As the Federal Reserve has embarked on QE Infinity, which has increased bank reserves by over $1.1 trillion—equal to 67 percent—the fear of inflation arises. Some argue that there was no notable inflation from 2009 to 2019, even though the Fed increased bank reserves by $3.2 trillion (379 percent) via QE 1-3. Over the last decade, the Consumer Price Index rose by just 1.8 percent per annum. However, this does not mean that there was no inflation, which is defined as the average price increase of all—not just consumer—prices in the economy.
While consumer prices increased only modestly, asset prices showed notable inflation. Thus, unlike in the 1970s, when asset values languished and consumer prices soared in response to monetary expansion, the most recent decade was marked by asset price inflation and muted consumer price inflation.
Who benefits and who doesn’t?
The dynamics of asset price inflation in a world of low consumer price inflation merit understanding. The rise in asset prices benefits those who already own assets but bestows no benefit on those who do not. Those who do not already own assets fall into three nonmutually exclusive categories: the young, the lower-skilled and the big spenders. Meanwhile, those who already own assets are generally comprised of the negative of these categories: the older, the higher-skilled and the savers.
A world of asset price inflation with little consumer price inflation does not rob nonasset owners of day-to-day purchasing power but does severely challenge their ability to acquire assets (e.g., single-family homes). Meanwhile, the day-to-day purchasing power of asset owners is unchanged, while their ability to accumulate wealth increases. It also allows owners to selectively liquidate assets to invest in human capital, and particularly their health and the education of their children. This led to substantial price inflation from 2009 to 2019 for these two components of consumer outlays and squeezed many nonasset owners who could no longer afford these items. In short, asset inflation with no notable consumer price inflation widens the wealth gap and effective income inequality.
Food for thought
This will happen again over the coming decade, as the modern banking system—unlike that of the 1970s—is designed to channel money to large capital users rather than consumers. The system is positioned to lend hundreds of millions of dollars for asset-backed loans to investors for buyouts rather than thousands of dollars for small-business and consumer loans. The prices that rise in the face of monetary expansion are those favored by those receiving the money.

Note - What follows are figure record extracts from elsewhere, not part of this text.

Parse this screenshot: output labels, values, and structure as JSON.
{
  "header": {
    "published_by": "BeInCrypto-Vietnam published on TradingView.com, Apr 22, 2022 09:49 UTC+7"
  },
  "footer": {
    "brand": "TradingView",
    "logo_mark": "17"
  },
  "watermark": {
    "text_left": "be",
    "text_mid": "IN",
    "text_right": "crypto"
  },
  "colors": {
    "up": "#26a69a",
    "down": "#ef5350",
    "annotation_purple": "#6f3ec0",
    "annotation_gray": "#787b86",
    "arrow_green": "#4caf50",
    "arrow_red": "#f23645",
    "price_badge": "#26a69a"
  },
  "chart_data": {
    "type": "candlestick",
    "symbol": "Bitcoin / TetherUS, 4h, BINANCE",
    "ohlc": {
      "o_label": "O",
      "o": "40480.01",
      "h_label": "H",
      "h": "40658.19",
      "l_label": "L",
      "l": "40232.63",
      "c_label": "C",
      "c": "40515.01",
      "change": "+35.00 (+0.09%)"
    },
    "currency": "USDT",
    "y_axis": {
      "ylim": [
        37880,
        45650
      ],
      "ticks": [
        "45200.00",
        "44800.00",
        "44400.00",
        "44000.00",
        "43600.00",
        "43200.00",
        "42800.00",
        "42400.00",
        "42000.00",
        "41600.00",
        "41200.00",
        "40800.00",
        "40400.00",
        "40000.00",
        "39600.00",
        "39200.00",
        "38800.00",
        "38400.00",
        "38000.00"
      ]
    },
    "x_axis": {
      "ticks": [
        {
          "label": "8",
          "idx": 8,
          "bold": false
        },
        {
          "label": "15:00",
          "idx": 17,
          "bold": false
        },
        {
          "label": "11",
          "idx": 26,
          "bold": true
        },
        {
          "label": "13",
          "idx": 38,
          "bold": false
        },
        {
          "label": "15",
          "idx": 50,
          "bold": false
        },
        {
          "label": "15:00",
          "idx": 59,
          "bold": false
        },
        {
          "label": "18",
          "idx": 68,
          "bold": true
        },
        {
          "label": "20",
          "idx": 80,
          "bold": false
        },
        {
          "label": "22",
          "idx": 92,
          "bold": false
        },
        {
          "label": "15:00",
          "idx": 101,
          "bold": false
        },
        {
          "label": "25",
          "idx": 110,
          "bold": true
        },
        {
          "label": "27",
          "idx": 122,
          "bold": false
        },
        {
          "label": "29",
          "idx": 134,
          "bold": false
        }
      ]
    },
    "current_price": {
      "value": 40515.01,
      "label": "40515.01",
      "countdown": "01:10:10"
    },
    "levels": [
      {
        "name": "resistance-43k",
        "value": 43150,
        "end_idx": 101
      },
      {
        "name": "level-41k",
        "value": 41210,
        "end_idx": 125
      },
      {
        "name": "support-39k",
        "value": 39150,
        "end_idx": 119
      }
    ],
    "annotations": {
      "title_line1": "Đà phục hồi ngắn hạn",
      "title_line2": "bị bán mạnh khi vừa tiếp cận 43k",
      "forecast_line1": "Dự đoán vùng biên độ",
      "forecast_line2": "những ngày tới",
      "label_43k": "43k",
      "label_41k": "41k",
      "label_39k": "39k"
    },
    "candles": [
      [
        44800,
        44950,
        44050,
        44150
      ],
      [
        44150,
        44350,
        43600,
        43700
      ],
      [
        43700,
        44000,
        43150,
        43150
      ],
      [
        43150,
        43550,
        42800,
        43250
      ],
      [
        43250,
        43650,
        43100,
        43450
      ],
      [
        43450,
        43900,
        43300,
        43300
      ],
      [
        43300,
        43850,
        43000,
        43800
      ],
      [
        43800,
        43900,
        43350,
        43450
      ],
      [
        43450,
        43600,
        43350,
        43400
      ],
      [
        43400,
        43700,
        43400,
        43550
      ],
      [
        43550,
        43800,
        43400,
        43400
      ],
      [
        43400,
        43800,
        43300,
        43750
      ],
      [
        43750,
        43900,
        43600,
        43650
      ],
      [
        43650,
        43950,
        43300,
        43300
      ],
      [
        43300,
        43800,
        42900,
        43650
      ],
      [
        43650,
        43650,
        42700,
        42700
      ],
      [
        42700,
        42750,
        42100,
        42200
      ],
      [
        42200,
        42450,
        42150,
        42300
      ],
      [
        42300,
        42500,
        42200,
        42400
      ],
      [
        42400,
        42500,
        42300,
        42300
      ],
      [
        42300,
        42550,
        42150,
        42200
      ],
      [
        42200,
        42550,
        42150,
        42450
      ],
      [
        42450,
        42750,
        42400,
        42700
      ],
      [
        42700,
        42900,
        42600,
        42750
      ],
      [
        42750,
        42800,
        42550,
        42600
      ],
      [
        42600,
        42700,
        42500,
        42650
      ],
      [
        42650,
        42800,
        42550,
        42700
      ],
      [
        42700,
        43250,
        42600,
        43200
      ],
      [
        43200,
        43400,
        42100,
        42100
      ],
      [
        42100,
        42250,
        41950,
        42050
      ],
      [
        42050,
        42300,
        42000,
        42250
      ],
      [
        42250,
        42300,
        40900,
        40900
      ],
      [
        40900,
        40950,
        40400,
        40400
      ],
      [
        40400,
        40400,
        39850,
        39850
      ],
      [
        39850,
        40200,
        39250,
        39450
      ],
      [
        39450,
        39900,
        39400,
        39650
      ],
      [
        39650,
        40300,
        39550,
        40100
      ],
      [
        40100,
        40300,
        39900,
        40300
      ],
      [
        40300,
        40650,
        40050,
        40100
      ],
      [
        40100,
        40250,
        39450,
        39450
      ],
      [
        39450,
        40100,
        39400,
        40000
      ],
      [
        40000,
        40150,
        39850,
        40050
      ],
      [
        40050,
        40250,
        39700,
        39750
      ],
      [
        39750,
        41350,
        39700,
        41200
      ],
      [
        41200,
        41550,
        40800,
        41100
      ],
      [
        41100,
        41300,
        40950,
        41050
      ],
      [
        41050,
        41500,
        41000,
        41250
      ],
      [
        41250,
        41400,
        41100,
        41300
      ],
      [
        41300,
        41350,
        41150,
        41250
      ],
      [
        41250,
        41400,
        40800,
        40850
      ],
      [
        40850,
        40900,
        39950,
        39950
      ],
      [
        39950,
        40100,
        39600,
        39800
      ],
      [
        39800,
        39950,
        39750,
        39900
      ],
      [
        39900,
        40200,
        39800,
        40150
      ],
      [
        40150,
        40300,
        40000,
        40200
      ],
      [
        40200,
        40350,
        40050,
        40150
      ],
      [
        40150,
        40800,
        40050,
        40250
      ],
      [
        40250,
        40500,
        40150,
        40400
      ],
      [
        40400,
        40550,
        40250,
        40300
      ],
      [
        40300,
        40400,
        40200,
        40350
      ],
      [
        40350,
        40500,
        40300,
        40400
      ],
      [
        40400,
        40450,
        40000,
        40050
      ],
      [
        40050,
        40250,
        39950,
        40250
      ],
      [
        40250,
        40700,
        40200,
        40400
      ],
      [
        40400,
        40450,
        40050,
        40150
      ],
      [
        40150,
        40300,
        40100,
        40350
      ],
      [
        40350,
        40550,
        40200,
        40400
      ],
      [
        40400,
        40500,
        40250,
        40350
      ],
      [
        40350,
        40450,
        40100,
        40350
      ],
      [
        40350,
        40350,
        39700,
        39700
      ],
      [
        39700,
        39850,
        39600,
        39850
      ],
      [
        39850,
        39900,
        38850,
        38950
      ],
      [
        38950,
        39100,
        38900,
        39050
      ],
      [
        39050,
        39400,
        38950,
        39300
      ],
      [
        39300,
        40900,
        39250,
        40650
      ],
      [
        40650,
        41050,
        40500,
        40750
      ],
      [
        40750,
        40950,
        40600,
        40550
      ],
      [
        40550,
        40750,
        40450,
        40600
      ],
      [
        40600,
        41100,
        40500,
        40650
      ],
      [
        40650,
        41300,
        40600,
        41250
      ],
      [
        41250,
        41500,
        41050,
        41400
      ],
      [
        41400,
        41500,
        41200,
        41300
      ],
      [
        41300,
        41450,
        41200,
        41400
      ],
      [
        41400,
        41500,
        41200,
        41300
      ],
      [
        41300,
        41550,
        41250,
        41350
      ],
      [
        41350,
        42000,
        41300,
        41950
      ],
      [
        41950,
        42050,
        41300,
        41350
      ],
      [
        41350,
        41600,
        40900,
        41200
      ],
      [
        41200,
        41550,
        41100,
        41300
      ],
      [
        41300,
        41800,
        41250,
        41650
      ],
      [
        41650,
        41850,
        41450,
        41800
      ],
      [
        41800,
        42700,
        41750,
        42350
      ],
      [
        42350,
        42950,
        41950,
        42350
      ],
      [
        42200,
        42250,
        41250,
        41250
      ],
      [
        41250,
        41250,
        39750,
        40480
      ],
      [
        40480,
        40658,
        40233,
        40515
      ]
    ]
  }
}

To grasp this simple fact, consider which prices would rise if 100 percent of the QE Infinity injections were given to teens. Streaming services, video games, smartphones, makeup, etc., would see skyrocketing prices as teens poured this newfound money into their preferred items. Meanwhile, the prices of gold, homes, books and senior housing would see little change. In short, inflation over the next decade will be concentrated in investable assets, as that is where banks will disproportionately direct their capital. This means that we expect further cap rate compression over the coming decade.